Is Sleep Bad for Us?
Sleep
Eight Hours
Obviously sleep itself is not bad for us but when we sleep possibly is.
Today over 30% of problems that Doctors are faced with are sleep related, yet no part of a Doctor’s training deals with this and there are very few medical institutes that study the problems of sleep.
If there is a problem with the way we sleep then that could account for the increases in stress, depression, alcoholism and drug abuse.
Sleep psychologist Dr. Gregg Jacobs suggests that a rest period between sleeps, allows people to rest, relax and consider their dreams which is in turn a natural reducer of stress.
Pray
History
Our history, in accounts from Homer right up to 17th Century nearly all make mention of a first and second sleep. Only more recently perhaps incorrectly, has it been professed that sleeping a full 8 hours in one stretch is good for us.
In the 15th Century, prayer manuals contained special prayers for the period between sleeps. In France, a doctor’s manual from the 16th century advises couples that the best time to conceive, was the period between sleeps, it said that ”after the first sleep, it could be enjoyed more and couples could perform better”.
So, it would appear that in our past, people would first go to sleep for 3 or 4 hours, wake up for a couple of hours during which time they would relax reading, writing letters, have sex, talk or just ponder their dreams and then go back to sleep for another 3 or 4 hours.
Your Children
Myth
This would indicate that perhaps it is a myth that people need 8 hours undisturbed sleep daily.
What happened?
In 1667 Paris became the first city in the world to have its streets lit, however by the end of the century there were more than 50 major towns and cities in Europe that had their streets lit.
This meant that instead of staying in their houses between sleeps, people could venture out onto the streets which introduced businesses catering to peoples “night life”.
People then started to become “time conscious” and this feeling grew even further with the industrial revolution.
A medical journal from 1829 urged parents to force their children out of a pattern of first and second sleeps.
In the early 1990s an experiment was carried out by psychiatrist Thomas Wehr and in this experiment he confined some people into an environment that was in darkness for 14 hours a day. It took a little time for the people to fall into any kind of routine but by week four all the people had a routine of sleeping for 4 hours, waking for one or two hours then returning to sleep for a further 4 hours. Although the scientific world was impressed with the experiment, its results were not really promoted to the general public.

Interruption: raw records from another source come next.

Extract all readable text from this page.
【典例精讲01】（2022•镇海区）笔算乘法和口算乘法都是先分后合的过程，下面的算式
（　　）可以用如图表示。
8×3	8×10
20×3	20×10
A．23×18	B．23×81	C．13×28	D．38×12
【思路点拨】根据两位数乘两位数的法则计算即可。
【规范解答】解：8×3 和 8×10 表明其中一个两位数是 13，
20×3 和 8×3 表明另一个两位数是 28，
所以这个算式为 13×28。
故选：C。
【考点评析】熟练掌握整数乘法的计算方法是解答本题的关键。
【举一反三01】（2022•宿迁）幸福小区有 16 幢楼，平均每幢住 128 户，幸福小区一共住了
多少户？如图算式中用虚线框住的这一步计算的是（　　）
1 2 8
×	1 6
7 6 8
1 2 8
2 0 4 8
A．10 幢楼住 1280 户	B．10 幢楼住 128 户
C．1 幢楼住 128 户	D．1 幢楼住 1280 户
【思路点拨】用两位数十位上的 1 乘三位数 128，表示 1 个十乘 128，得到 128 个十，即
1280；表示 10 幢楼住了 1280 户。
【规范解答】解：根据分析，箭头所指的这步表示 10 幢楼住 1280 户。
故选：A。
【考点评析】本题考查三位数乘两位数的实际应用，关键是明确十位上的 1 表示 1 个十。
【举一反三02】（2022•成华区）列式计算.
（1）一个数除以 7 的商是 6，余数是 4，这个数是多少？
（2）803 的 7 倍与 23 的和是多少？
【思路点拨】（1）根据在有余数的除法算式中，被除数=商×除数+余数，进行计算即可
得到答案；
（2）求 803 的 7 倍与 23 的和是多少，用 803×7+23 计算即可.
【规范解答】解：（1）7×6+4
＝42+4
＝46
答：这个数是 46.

So all this would indicate that it would perhaps be healthier for us to allow our bodies to do what would come naturally to them, taking two sleeps with a couple of hours break between. However, this would not go down well in our overly commercialized modern society. Perhaps television could help us for once?
What would happen if television channels started to target two hours in the middle of the night for their “prime time” programming? Would we all become healthier?